Advancements in antiretroviral therapy (ART) in recent years have enabled human immunodeficiency virus (HIV) patients to benefit from fewer side effects as well as less stringent dosing schedules.
U.S. treatment protocols now recommend that ART, which is currently recognized as a powerful tool for stemming HIV transmission, be initiated at earlier stages in the treatment process. Patients can enjoy longer and healthier lives with the timely initiation of ART because of viral suppression and the improved function of their immune systems. Moreover the resulting reduced viral load helps reduce the risk of more HIV transmissions.
However efforts to prevent HIV transmission via widespread screening programs and early initiation of treatment are compromised by the lack of engagement in HIV care, according to a report published on Oct. 13, 2015 in the journal Clinical Infectious Diseases.
A significant proportion of patients that are diagnosed with HIV do not initiate therapy within three months of diagnosis. Even among those who keep their first appointments with HIV care, some do not attend follow-up appointments. Others only adhere to therapy intermittently.
Dr. Maunank Shah, the lead author and assistant professor of medicine at the Johns Hopkins School of Medicine, devised a computer model of HIV transmission in the U.S. with his colleagues. This model helps to address the extent to which suboptimal engagement in HIV care hinders the control of the HIV epidemic in the U.S. and to estimate the epidemiological and economic consequences of incomplete engagement in HIV care. The investigators constructed a model of HIV transmission among U.S. adults aged 15 to 65 years over a projected 20-year period assuming the continuation of current trends.
Without the implementation of further interventions, 1.39 million new HIV infections and 435,000 AIDS-related deaths are estimated to occur, costing $256 billion over the next 20 years. Using this data as a control, the investigators examined how HIV incidence, mortality, healthcare costs and quality-adjusted life years (QALYs) can be affected by interventions such as enhanced screening programs.

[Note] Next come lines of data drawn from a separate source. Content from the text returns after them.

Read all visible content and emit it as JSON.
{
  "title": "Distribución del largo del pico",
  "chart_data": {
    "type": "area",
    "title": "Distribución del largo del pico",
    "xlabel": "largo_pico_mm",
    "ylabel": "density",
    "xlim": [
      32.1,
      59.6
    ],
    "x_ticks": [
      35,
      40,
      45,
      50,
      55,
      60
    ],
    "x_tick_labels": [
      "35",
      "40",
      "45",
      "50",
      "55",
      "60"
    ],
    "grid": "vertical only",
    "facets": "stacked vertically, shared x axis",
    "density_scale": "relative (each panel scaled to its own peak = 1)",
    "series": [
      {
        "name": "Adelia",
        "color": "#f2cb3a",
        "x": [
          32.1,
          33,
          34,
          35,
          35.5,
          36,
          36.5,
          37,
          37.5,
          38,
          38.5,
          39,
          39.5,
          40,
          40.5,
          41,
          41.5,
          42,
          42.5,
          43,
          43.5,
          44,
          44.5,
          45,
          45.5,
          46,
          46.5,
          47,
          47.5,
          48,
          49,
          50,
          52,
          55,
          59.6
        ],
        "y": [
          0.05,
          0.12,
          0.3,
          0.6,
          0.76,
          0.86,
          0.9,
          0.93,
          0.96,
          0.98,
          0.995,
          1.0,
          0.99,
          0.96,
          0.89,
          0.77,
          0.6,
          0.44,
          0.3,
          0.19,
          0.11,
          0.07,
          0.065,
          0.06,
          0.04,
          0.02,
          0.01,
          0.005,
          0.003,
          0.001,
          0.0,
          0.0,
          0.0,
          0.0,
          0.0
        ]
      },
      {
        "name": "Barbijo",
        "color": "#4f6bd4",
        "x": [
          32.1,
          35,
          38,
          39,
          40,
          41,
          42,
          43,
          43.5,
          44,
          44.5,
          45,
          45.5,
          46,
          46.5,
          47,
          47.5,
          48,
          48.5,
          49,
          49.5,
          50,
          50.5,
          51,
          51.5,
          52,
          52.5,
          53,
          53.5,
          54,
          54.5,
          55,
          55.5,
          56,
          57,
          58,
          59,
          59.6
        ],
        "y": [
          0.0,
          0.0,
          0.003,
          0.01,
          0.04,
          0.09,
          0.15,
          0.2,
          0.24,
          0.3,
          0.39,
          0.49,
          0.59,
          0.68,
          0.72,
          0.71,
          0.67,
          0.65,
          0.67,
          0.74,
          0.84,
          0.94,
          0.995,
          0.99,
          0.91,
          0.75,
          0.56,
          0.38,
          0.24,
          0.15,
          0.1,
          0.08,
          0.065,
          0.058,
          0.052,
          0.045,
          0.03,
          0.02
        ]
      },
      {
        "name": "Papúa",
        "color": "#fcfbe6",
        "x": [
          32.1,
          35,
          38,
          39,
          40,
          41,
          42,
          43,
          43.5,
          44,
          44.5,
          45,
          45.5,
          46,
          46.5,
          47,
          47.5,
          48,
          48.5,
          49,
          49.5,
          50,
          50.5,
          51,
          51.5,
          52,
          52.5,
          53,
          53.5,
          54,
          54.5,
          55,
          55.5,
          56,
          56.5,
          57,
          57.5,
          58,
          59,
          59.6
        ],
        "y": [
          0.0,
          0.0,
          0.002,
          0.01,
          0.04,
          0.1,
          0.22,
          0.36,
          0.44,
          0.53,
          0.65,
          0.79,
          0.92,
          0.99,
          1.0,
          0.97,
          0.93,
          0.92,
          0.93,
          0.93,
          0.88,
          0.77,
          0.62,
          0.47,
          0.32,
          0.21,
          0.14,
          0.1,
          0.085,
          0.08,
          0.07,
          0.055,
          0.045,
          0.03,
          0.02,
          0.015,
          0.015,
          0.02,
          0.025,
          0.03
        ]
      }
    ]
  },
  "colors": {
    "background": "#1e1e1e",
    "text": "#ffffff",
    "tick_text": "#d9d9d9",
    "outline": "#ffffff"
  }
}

Annual testing for high-risk individuals would prevent 215,000 new HIV infections at a cost of $49.2 billion over the next 20 years, which is equivalent to $84,700 per QALY according to the model. If annual testing for high risk-individuals were combined with screening of the general population between the ages of 25 and 65 every three years, 11,600 additional infections would be averted at a cost of an additional $21.9 billion. Enhanced screening policies alone are expected to produce such improvements and thwart a predicted 18 to 21 percent of AIDS-related deaths.
If other interventions aside from enhanced HIV screening are introduced along the HIV continuum of care, outcomes are estimated to improve. When annual testing for high-risk individuals is combined with a shift from 70 percent to 90 percent of HIV patients receiving access to care, an estimated 292,000 HIV infections could be prevented at a cost-effectiveness ratio of $65,700 per QALY gained. A 50 percent reduction in the annual rate of disengagement from care along with a 50 percent increase in the yearly rate of re-engagement in care is estimated to result in the aversion of 494,000 HIV infections at a cost of $33,700 per QALY even at current levels of linkage to care.
The investigators also considered a combination of programs that would encompass annual testing for high-risk groups, improved linkage to care, enhanced retention and enhanced re-engagement in care. Their model estimates that this package of interventions would avert 752,000 new HIV infections at a cost of $96 billion. In other words these interventions would reduce HIV incidence by 54 percent and mortality rate by 64 percent at $45,300 per QALY. The combination of enhanced targeted screening and reformed measures to improve engagement in care have been noted among other possible interventions as the most beneficial methods with a relatively low cost-effectiveness ratio.
The investigators acknowledge the limitations of their modeling analysis, which broadly captures the cost-effectiveness of specific interventions at a national rather than a local level. However as the model used a fixed time period of the next 20 years to estimate costs and effects, the data produced by this study are most likely conservative estimates of the cost-effectiveness of the interventions.
Further studies are needed to corroborate the findings of this study. According to researchers, prior inquiries have also demonstrated that expanded HIV-screening programs and earlier treatment initiation are cost-effective. However such interventions are limited if they are implemented alone and without additional programs that promote linkage to and engagement in HIV care. Reducing the drop-offs along the HIV care continuum can have a significant national epidemiologic and economic impact.